The budget plans to increase the NJSTARS programs by $1.46 million to $20.1 million. This is the only increase identified in the OLS analysis. But while it is expected to support 2,100 students in college now (252 more than in 2009-2010), incoming freshman students to county colleges who do not already have a scholarship lined up are out of luck. No support will be available to them for the foreseeable future.

THOMAS EDISON STATE COLLEGE
Perhaps the most bizarre recommendation regarding higher education in the FY 2011 budget is the elimination of the $5.3 million appropriation to Trenton's Thomas Edison State College (TESC) and the recommendation that it (along with the state library and the state museum) be transferred to Rutgers University "as a new model for the revitalization of Trenton's cultural district." Presidents Pruitt at TESC and McCormick at Rutgers reportedly heard about this plan only shortly before the Governor's budget address.

The colleges have little in common and seem to have little to offer one another. TESC's instructional program is not provided through a traditional classroom but as distance learning through online courses. According to NJ Biz, TESC's 18,206 students make it the second largest institution of higher education in New Jersey (after Rutgers and just ahead of Montclair State University). Just under half of its students are active duty military personnel; the remainder are non-military and about 5,500 of them are New Jersey residents. Because TESC has no residential facilities and no campus-based classrooms, its costs are lower. Its $4,815 in-state and $6,840 out-of-state tuition and fees are respectively about 40 percent and 33 percent of those charged at Rutgers.

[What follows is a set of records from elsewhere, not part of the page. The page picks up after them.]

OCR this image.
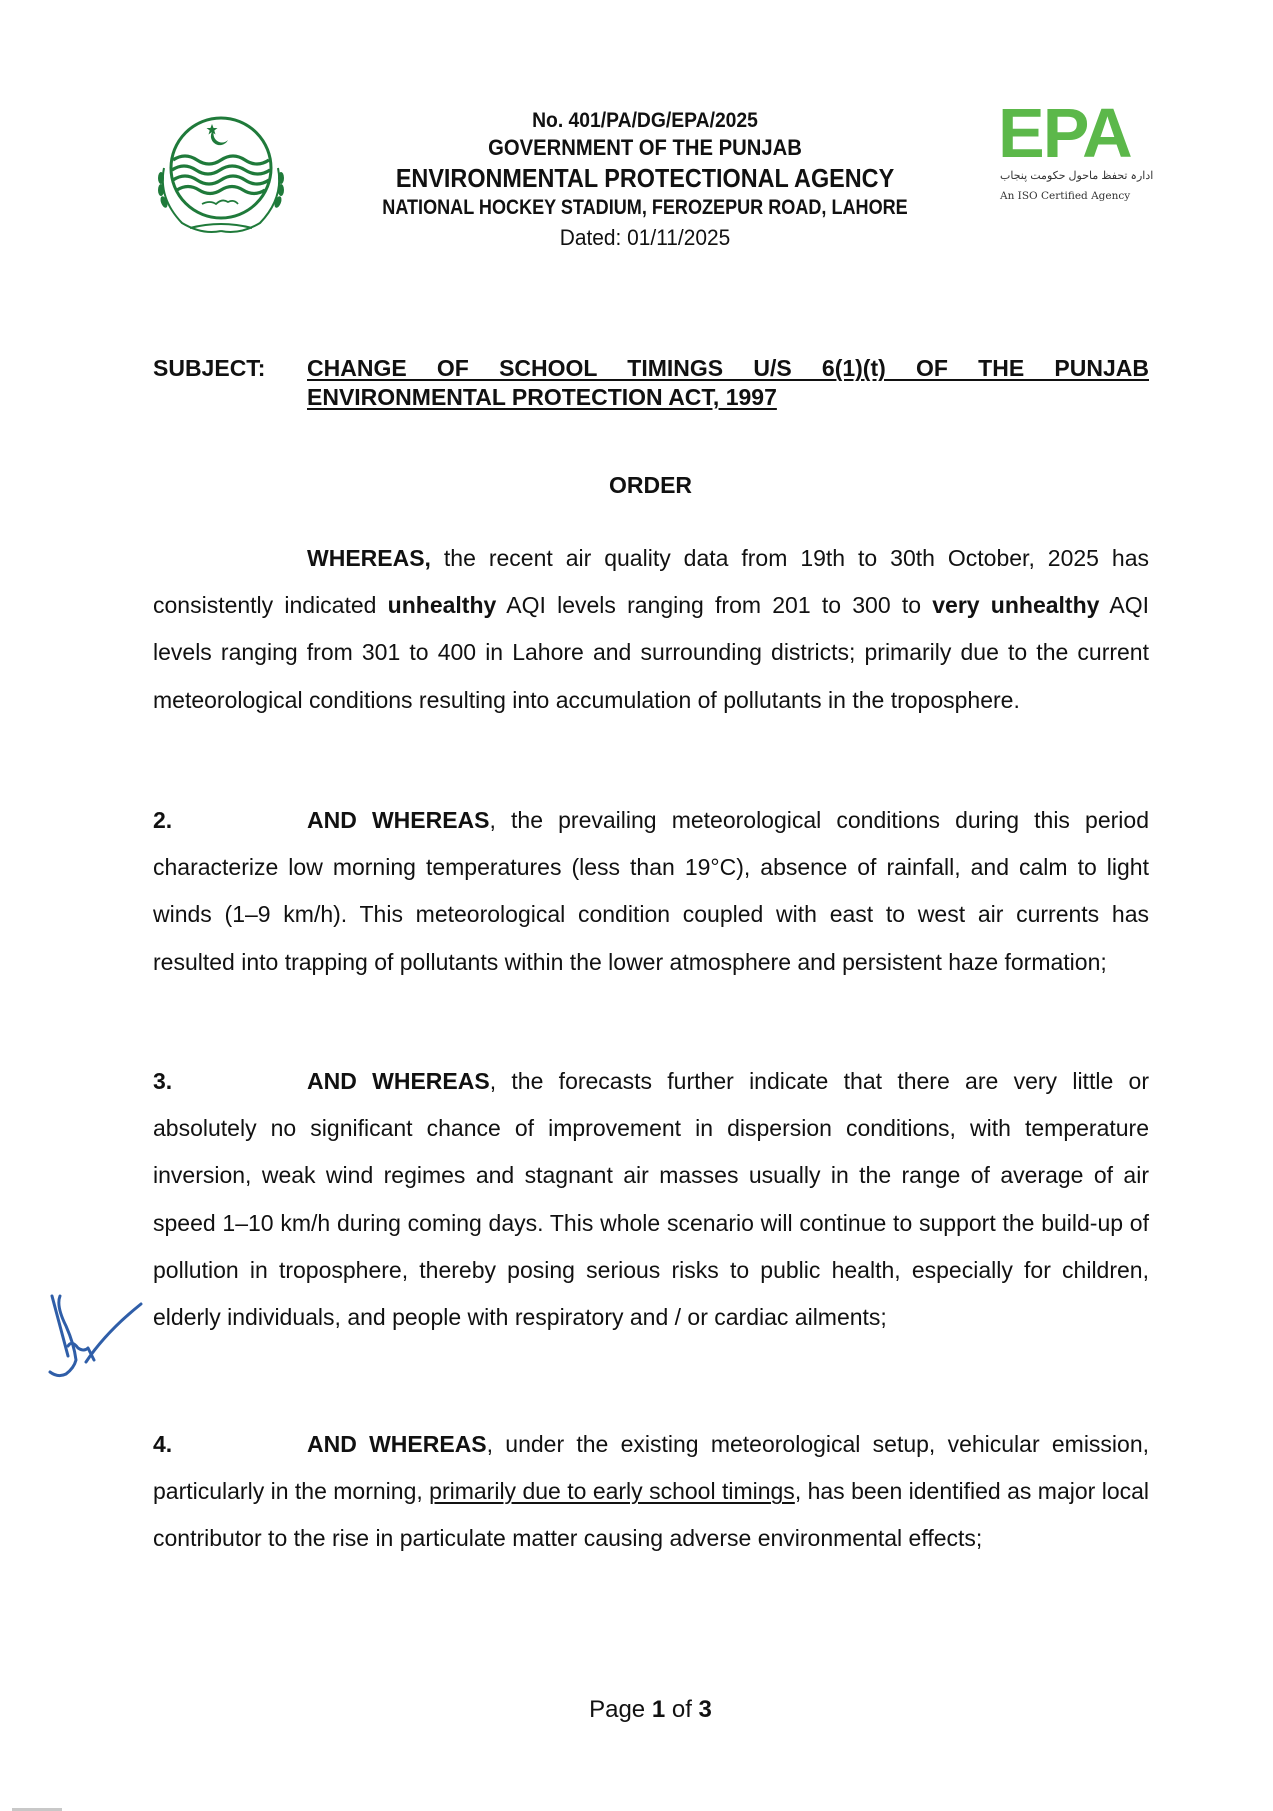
EPA
ادارہ تحفظ ماحول حکومت پنجاب
An ISO Certified Agency
No. 401/PA/DG/EPA/2025
GOVERNMENT OF THE PUNJAB
ENVIRONMENTAL PROTECTIONAL AGENCY
NATIONAL HOCKEY STADIUM, FEROZEPUR ROAD, LAHORE
Dated: 01/11/2025
SUBJECT:	CHANGE OF SCHOOL TIMINGS U/S 6(1)(t) OF THE PUNJAB
ENVIRONMENTAL PROTECTION ACT, 1997
ORDER
WHEREAS, the recent air quality data from 19th to 30th October, 2025 has consistently indicated unhealthy AQI levels ranging from 201 to 300 to very unhealthy AQI levels ranging from 301 to 400 in Lahore and surrounding districts; primarily due to the current meteorological conditions resulting into accumulation of pollutants in the troposphere.
2.	AND WHEREAS, the prevailing meteorological conditions during this period characterize low morning temperatures (less than 19°C), absence of rainfall, and calm to light winds (1–9 km/h). This meteorological condition coupled with east to west air currents has resulted into trapping of pollutants within the lower atmosphere and persistent haze formation;
3.	AND WHEREAS, the forecasts further indicate that there are very little or absolutely no significant chance of improvement in dispersion conditions, with temperature inversion, weak wind regimes and stagnant air masses usually in the range of average of air speed 1–10 km/h during coming days. This whole scenario will continue to support the build-up of pollution in troposphere, thereby posing serious risks to public health, especially for children, elderly individuals, and people with respiratory and / or cardiac ailments;
4.	AND WHEREAS, under the existing meteorological setup, vehicular emission, particularly in the morning, primarily due to early school timings, has been identified as major local contributor to the rise in particulate matter causing adverse environmental effects;
Page 1 of 3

It is unclear how either institution would gain. Rutgers limits the number of credits that can be transferred from other institutions; TESC does not. Rutgers limits the number of credits that can be earned through testing, prior learning assessment or from military and/or corporate training; TESC does not. Rutgers has few programs tailored to adults and has limited experience with online education for adults; this is TESC's bread and butter. Rutgers operates on a traditional academic calendar; TESC begins a new semester each month, enabling students to begin when they are ready and finish when they complete their degree requirements.

Considering these differences, it is difficult to believe anyone thought about this much at all-particularly when it must happen by July 1 after less than four months of deliberation. In a budget as loaded with controversy and questionable decisions as this one, what really is the point here and who benefits?

FLUNKING OUT
A recent update of NJPP's 2006 report Flunking Out: New Jersey's Support for Higher Education Falls Short found that the budget cuts proposed by the Christie Administration will likely lead to tuition increases, a serious hardship as the state-and the nation-struggle with recession. The further erosion of state support will make it more difficult for the state's colleges and universities to maintain their current programs and will curtail growth. The longer the state waits to invest in these institutions, the more expensive it will be to do it.

Gov. Christie is well aware that New Jersey institutions of higher education are under-funded. His own transition team reported that, "...some [are] grossly under-funded, so more funding for operating support would be a positive thing, especially given NJ's bottom-of-the-nation ranking in funding changes for higher education over the last several years."

Education is vital for those entering the job market, for those in low-level jobs and for the unemployed. The higher tuition rates rise, the tougher it will be to get that education. The state's future and economic vitality is a function of the quality of its workforce. Without a quality workforce, New Jersey will limit its ability to participate in a high tech economy.

The state's decision makers need to consider strong support of New Jersey's universities as a vital and necessary investment in New Jersey's future and economy - this budget proposal does not take this long-range view.